Author: Shlomo Sternberg
Publisher: Courier Corporation
ISBN: 0486135144
Size: 57.59 MB
Format: PDF, Docs
View: 7642
Download and Read
A pioneer in the field of dynamical systems discusses one-dimensional dynamics, differential equations, random walks, iterated function systems, symbolic dynamics, and Markov chains. Supplementary materials include PowerPoint slides and MATLAB exercises. 2010 edition.

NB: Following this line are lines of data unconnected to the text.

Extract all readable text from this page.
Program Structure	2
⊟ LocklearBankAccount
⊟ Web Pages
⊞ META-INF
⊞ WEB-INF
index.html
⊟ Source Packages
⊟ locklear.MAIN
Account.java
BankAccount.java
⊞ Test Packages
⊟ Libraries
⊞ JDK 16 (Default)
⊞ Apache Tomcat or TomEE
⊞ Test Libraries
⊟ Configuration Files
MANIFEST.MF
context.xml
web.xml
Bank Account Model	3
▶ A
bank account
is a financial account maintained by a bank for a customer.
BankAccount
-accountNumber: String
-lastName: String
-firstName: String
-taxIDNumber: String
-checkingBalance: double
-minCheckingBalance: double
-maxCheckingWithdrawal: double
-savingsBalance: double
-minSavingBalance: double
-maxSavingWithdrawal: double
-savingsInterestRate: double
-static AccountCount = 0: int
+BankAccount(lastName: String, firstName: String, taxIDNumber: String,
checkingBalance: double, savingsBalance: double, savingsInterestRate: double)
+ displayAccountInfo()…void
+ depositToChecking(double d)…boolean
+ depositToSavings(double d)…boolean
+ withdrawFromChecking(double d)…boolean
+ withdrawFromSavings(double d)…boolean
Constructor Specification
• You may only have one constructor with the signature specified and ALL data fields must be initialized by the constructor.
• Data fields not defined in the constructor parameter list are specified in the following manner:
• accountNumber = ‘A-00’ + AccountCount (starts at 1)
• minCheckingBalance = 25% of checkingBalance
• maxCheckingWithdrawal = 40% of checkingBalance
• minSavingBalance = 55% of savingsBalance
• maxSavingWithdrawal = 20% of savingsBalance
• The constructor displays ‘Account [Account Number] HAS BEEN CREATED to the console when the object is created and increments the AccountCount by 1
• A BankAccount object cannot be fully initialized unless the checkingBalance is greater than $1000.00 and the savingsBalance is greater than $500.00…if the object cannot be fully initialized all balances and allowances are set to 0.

Stable And Random Motions In Dynamical Systems

Author: Jurgen Moser
Publisher: Princeton University Press
ISBN: 1400882699
Size: 59.70 MB
Format: PDF, Docs
View: 3494
Download and Read
For centuries, astronomers have been interested in the motions of the planets and in methods to calculate their orbits. Since Newton, mathematicians have been fascinated by the related N-body problem. They seek to find solutions to the equations of motion for N masspoints interacting with an inverse-square-law force and to determine whether there are quasi-periodic orbits or not. Attempts to answer such questions have led to the techniques of nonlinear dynamics and chaos theory. In this book, a classic work of modern applied mathematics, Jürgen Moser presents a succinct account of two pillars of the theory: stable and chaotic behavior. He discusses cases in which N-body motions are stable, covering topics such as Hamiltonian systems, the (Moser) twist theorem, and aspects of Kolmogorov-Arnold-Moser theory. He then explores chaotic orbits, exemplified in a restricted three-body problem, and describes the existence and importance of homoclinic points. This book is indispensable for mathematicians, physicists, and astronomers interested in the dynamics of few- and many-body systems and in fundamental ideas and methods for their analysis. After thirty years, Moser's lectures are still one of the best entrées to the fascinating worlds of order and chaos in dynamics.